Two Cards Versus Four Cards
Use two B70s when:
- the goal is a compact inference rig
- motherboard slots are limited
- power, cooling, or case size is constrained
- the model fits well with tensor parallel 2 or another two-device split
- you want a simpler path for Qwen-class FP8 or smaller local models
Use four B70s when:
- aggregate VRAM is the priority
- you are experimenting with larger models
- you want more concurrency headroom
- you can handle a workstation/server motherboard, case, PSU, cooling, and software complexity
- you are willing to benchmark scaling honestly instead of assuming more cards always helps
Four cards can be worse than two or three for some workloads if communication overhead dominates. Treat card count as an experimental variable.
Social And Result Links
- Steve on X: https://x.com/xyster
- LocalMaxxing profile: https://localmaxxing.com/user/steveseguin
- Project timeline: https://steveseguin.github.io/llm-optimizations/optimization-timeline.html
The X feed is useful for chronology and informal discussion. The repo should remain the source for reproducible commands, patches, artifacts, and final notes.
Records Need Labels
For community records, avoid a single naked “tok/s” number. At minimum, label:
output tok/s: generated tokens only.
total tok/s: prompt plus generated tokens.
accepted tok/s: throughput after rejected attempts, retries, or invalid outputs are counted.
TTFT: time to first token.
concurrency: number of simultaneous requests.
quality: exact hashes, semantic checks, human eval, benchmark score, or “not checked.”

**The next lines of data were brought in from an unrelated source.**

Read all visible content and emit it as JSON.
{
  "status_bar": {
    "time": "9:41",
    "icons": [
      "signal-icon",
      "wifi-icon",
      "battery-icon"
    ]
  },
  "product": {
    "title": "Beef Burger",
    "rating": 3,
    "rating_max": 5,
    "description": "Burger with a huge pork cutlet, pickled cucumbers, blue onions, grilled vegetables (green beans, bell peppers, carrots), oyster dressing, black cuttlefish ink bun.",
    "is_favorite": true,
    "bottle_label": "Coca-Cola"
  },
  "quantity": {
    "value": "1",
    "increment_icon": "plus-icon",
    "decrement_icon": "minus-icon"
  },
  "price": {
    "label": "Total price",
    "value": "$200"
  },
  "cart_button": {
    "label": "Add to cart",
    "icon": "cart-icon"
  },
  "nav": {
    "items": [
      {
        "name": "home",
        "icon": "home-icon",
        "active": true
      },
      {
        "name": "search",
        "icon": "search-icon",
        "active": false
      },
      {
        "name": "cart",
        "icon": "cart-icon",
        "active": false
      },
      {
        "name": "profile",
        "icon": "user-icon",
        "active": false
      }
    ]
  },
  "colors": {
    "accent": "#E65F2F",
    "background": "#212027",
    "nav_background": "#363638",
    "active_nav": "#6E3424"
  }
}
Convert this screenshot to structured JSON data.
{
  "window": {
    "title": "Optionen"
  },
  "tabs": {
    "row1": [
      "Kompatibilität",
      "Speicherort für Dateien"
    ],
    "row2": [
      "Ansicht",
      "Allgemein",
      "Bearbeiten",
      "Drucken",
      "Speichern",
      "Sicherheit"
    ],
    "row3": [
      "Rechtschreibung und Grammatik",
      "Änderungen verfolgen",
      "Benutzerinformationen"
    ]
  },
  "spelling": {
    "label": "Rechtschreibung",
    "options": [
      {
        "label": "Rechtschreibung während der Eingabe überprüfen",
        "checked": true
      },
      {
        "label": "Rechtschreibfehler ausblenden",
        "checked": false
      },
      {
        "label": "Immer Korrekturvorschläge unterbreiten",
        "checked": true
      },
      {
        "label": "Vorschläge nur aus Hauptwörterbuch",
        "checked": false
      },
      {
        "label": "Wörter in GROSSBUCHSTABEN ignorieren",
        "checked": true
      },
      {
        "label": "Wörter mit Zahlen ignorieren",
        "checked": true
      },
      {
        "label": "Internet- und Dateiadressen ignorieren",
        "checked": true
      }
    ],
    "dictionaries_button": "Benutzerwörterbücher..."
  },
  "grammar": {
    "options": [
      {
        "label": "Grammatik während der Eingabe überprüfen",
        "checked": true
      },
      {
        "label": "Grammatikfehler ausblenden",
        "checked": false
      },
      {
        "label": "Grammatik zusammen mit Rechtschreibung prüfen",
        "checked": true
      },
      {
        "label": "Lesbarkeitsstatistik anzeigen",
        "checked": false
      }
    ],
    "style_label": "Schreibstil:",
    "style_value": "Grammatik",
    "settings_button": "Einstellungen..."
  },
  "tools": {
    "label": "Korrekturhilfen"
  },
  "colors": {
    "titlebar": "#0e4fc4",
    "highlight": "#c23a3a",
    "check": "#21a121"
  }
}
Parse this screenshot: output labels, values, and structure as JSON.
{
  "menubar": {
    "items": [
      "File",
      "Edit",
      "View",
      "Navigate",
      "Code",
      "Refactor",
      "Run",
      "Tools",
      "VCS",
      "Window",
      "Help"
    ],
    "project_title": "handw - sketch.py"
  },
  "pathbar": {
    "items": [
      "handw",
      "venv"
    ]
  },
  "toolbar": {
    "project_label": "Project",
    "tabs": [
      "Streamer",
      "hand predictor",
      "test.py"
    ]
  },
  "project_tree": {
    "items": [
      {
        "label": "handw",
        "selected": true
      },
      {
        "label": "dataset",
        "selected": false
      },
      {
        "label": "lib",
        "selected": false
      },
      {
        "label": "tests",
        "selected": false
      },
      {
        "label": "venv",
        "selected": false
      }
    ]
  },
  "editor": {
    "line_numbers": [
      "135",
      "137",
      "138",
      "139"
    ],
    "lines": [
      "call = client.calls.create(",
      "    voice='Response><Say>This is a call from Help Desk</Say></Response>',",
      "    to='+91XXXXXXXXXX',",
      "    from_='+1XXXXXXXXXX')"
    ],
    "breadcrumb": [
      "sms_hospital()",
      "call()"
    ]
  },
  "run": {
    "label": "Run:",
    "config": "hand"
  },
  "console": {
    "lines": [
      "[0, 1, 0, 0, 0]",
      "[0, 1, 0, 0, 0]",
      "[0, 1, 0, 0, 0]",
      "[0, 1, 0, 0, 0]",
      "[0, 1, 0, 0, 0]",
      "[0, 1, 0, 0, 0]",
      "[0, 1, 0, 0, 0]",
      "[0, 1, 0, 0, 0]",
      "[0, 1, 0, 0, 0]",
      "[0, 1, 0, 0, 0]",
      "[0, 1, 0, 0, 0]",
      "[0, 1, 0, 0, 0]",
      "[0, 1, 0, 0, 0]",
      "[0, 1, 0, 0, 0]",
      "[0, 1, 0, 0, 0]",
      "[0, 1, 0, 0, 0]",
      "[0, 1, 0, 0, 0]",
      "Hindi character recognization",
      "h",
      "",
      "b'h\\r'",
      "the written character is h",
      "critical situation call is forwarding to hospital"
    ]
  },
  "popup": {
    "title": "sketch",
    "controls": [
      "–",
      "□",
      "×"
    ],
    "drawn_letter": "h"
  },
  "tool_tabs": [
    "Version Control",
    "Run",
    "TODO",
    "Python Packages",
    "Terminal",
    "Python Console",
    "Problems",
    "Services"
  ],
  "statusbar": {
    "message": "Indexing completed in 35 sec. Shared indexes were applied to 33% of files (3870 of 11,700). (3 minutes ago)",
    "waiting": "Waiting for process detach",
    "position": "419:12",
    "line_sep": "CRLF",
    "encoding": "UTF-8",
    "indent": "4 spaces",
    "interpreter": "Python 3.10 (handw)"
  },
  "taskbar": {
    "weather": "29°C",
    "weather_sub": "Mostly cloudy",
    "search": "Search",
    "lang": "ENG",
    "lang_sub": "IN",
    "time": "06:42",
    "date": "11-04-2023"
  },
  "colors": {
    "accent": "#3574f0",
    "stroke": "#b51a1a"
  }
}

speculation: whether draft/speculative decoding was enabled.
warm/cold: whether the run happened after model load, graph capture, and
compiler caches were already warm.
interconnect: PCIe generation/width, Xe Link, NVLink, or other GPU-to-GPU
fabric details.
This matters because a result can be excellent for prefill, decode, chat latency, or multi-user serving while looking mediocre under another metric.
Example from the current 4x B70 MiniMax host:
- Decode: about
83.8 warm output tok/s for p512/n1536.
- Prefill: about
1.7k-1.8k prompt tok/s for prompt-heavy OpenAI API checks.
- Context: served at
32768 tokens; prompt 32,408 / output 64 completed.
- Interconnect clue: current PCIe4 x16 allreduce bandwidth measured
13.79 GB/s, while an older faster reference measured 27.88 GB/s.
Those numbers explain different parts of the user experience. Decode controls
how fast text streams after it starts. Prefill and TTFT control how long a long
prompt waits before the first generated token appears. Interconnect can cap
multi-GPU decode even when each card has enough VRAM.
Metrics Beyond Tok/s
Useful community metrics include:
- batch-1 decode tok/s
- multi-user aggregate tok/s
- time to first token
- tokens per joule or wall power during a run
- maximum useful context length
- accepted output rate after retries or validation failures
- model quality versus a stock/reference path
- service stability over hours or days
For agentic use, concurrency and correctness can matter more than a single clean decode number.
Recipe Versus Lab Note
Use repro/ for recipes someone can run. Use notes/ for lab history, failed attempts, and investigation details.
A result should become a repro/ folder when:
- another person could follow it on a new machine
- it pins versions
- it includes scripts
- it includes validation
- it explains failure modes
Keep exploratory work in notes/ until it is ready.
Discussion Topics
Useful discussion threads include:
- “Feedback for Intel”: install pain, drivers, oneAPI, PyTorch XPU, vLLM, compiler diagnostics, and missing wheels.
- “Model recipes”: adding Qwen, MiniMax GGUF, smaller single-card recipes, and long-context recipes.
- “Build photos”: board/slot/cooling layouts that work or fail.
- “Benchmark rules”: standard shapes and quality gates for comparable community results.
- “Production serving”: auth, firewalls, service supervision, monitoring, and rate limits.